La Niña weather condition map

La Niña is coming: Here’s what it means for commodity markets

MCHENRY, Ill. — If the La Niña weather phenomenon that’s forming in the equatorial Pacific Ocean reaches fruition, be prepared for wild commodity market rides.

La Niña impacts weather patterns worldwide and is associated with cooler, wetter conditions along the U.S.-Canadian border and warmer, drier conditions in much of the southern U.S. The phenomenon is caused by cooler Pacific water.

There’s no guarantee the La Niña will form, but if it does Erik Norland, CME Group executive director and senior economist, is concerned about the current agricultural markets.

“Corn, wheat and soy complex options implied volatilities are trading at or near record lows. This might mean that markets are woefully unprepared for a potential La Niña that would bring a wave of volatility,” he said in an Allendale Inc.-hosted webinar.

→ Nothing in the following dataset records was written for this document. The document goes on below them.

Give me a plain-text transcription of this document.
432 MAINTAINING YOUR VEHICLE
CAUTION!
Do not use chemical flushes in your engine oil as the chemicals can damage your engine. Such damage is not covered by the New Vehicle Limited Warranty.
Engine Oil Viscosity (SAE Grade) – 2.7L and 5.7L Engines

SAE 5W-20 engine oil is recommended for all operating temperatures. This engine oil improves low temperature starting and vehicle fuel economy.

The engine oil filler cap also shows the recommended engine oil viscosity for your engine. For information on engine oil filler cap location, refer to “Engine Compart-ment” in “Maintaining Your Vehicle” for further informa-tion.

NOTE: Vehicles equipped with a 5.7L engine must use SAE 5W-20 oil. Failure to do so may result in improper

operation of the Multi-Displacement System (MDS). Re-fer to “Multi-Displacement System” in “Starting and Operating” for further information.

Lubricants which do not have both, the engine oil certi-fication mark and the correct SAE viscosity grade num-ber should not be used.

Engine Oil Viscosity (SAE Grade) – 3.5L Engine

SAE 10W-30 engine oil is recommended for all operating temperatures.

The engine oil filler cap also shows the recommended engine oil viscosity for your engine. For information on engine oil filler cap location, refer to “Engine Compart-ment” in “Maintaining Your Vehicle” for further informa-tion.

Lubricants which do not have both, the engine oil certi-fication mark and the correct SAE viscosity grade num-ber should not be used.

There have been eight La Niñas and 12 El Niños since 1959. El Niños tend to be bullish for agricultural prices because it tends to create drought and extreme high temperatures that impact yields.

Under the last eight La Niña episodes, most agricultural prices fell with the exception of rice.

“Wheat has been particularly negatively impacted, corn somewhat negatively impacted and soybeans down maybe 13 percent on average in the 12 months after the La Niña threshold,” Norland said.

No two La Niñas are exactly alike in their degrees of intensity and duration, impact on temperatures and precipitation in the world’s crop growing areas, and the impact also varies by economic circumstances.

The most recent La Niña in 2010 was at a time when the U.S. Federal Reserve was initiating its near-zero rates and quantitative easing policies.

Commodity prices and equities markets soared in 2009 and 2010, rallying prices of most agricultural products along with them, regardless of whatever impact the La Niña might have had.

In addition, agricultural production has soared in South America since the late 1990s, which might mitigate some of the price impacts from a La Niña, which affects the Southern Hemisphere differently, with typically cooler summers in Brazil and drier winters in southern Brazil, Uruguay and northern Argentina.

Opposite Effects

“The thing about La Niña and El Niño for that matter is they tend to have opposite effects in North and South America. So if La Niña makes summers cooler and drier in North America, they can make things warmer and wetter in South America,” Norland said.

“That’s going to add to sort of add to the price disturbance, but also may help balance things out. For example, if one event causes a bad harvest in South America, it may create an exceptionally good harvest in North America or vice versa. So the impact on global prices may not be constant over time, and that could also be one of the reasons why that most recent episode in August 2010 turned out to be not such a big deal, at least for most of the agricultural markets.”

Norland cautioned that just because prices are low doesn’t mean they couldn’t possibly go lower due to high domestic and global corn, wheat and soybean stocks.

“The crux of this is not just that the prices might decline in the event of a La Niña, but that La Niña tends to produce exceptionally high levels of volatility,” he said.

“The more powerful the La Niña, the more likely we are to have exceptionally high levels of volatility in agricultural goods prices. So the truth is we don’t know if this is going to be an exceptionally powerful La Niña.

“We don’t know exactly how it’s going to impact North or South America and possibly impact that in a way that offsets that volatility, maybe producing a bad harvest in one area, but a particularly great harvest in another area. If that turns out to be the case, maybe some of that volatility will go away.

“At this point, we’d be on the side of caution, and so when we look at the implied volatility trading at record low levels for corn, wheat and soy products, it makes us a little bit concerned that maybe people are not looking closely enough at what’s happening in the Pacific and thinking through the potential consequences of that for various agricultural goods markets and particularly for options.

“But it also leads us to believe if one does have to hedge oneself in the market and one’s going to use options to do that, it’s obviously better to buy those options when the prices are low than when they’re potentially much, much higher.”